Two TV football cases put on hold
Two licensees have had prosecutions for screening Premiership football via North African channel ART put on hold until after the landmark Murphy appeal in Europe.
Adjourning the trial of hosts Alan and Mary Doyle, District Judge Prowse told Tameside Magistrates: "What the ECJ [European Court of Justice] decides in the Murphy case may have a dramatic impact on the outcome of this case.
"It does not seem to me right to go any further with this case until the ECJ has made a decision [in the Murphy case]."
It could be up to two years before Karen Murphy's ECJ appeal against her prosecution for showing foreign satellite football is heard.
The Doyles, of the Hallbottom Gate Inn, in Hyde, Cheshire, are being prosecuted for using ART to broadcast Premiership football.
In a separate case, Newcastle-upon-Tyne magistrates adjourned the trial of Alec Piercy, of the Ridge Farm Pub & Restaurant at Bedlington, Northumberland. He pleaded not guilty to breaking copyright law by screening Premiership football using ART.
Paul Dixon, of Molesworths Bright Clegg, who represents Murphy, Piercy and the Doyles, said: "The courts can see the motive behind the Premier League's relentless pursuit of honest, hard-working licensees — money, vast sums of money.

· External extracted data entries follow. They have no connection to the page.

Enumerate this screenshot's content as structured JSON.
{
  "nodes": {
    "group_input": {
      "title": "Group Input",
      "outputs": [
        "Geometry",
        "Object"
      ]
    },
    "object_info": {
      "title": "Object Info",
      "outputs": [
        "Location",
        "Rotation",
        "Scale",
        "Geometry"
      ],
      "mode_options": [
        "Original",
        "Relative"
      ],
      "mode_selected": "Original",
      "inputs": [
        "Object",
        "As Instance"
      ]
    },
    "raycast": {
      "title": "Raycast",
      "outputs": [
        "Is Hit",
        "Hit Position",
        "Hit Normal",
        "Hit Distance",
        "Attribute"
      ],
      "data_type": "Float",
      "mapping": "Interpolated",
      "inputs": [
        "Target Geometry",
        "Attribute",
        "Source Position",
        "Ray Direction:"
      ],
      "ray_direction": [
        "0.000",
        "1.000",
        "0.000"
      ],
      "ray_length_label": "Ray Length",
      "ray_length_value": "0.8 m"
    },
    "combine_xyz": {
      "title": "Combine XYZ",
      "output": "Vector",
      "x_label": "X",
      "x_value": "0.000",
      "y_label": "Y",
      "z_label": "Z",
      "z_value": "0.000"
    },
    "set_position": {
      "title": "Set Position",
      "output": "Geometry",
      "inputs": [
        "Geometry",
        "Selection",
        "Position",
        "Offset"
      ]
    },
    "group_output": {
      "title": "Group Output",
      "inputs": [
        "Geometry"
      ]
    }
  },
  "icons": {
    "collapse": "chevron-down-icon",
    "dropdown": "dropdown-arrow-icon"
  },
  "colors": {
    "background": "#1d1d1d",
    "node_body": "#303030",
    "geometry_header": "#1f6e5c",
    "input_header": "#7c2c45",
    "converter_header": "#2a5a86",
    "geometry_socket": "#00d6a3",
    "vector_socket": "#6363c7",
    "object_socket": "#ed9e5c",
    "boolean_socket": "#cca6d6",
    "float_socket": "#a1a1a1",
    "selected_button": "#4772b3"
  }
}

"The time has come to call a halt to all prosecutions of licensees for using foreign satellite systems and to await the decision of the ECJ."
Adjournments are an exception
The man who heads the prosecutions for foreign satellite screenings said the adjournments are the exception, not the rule.
MPS boss Ray Hoskin said: "The court can ask for an adjournment as long or as short as it wishes. In one or two cases the courts have chosen to adjourn cases for longer."
Hoskin said more than 60 pubs face prosecution this season.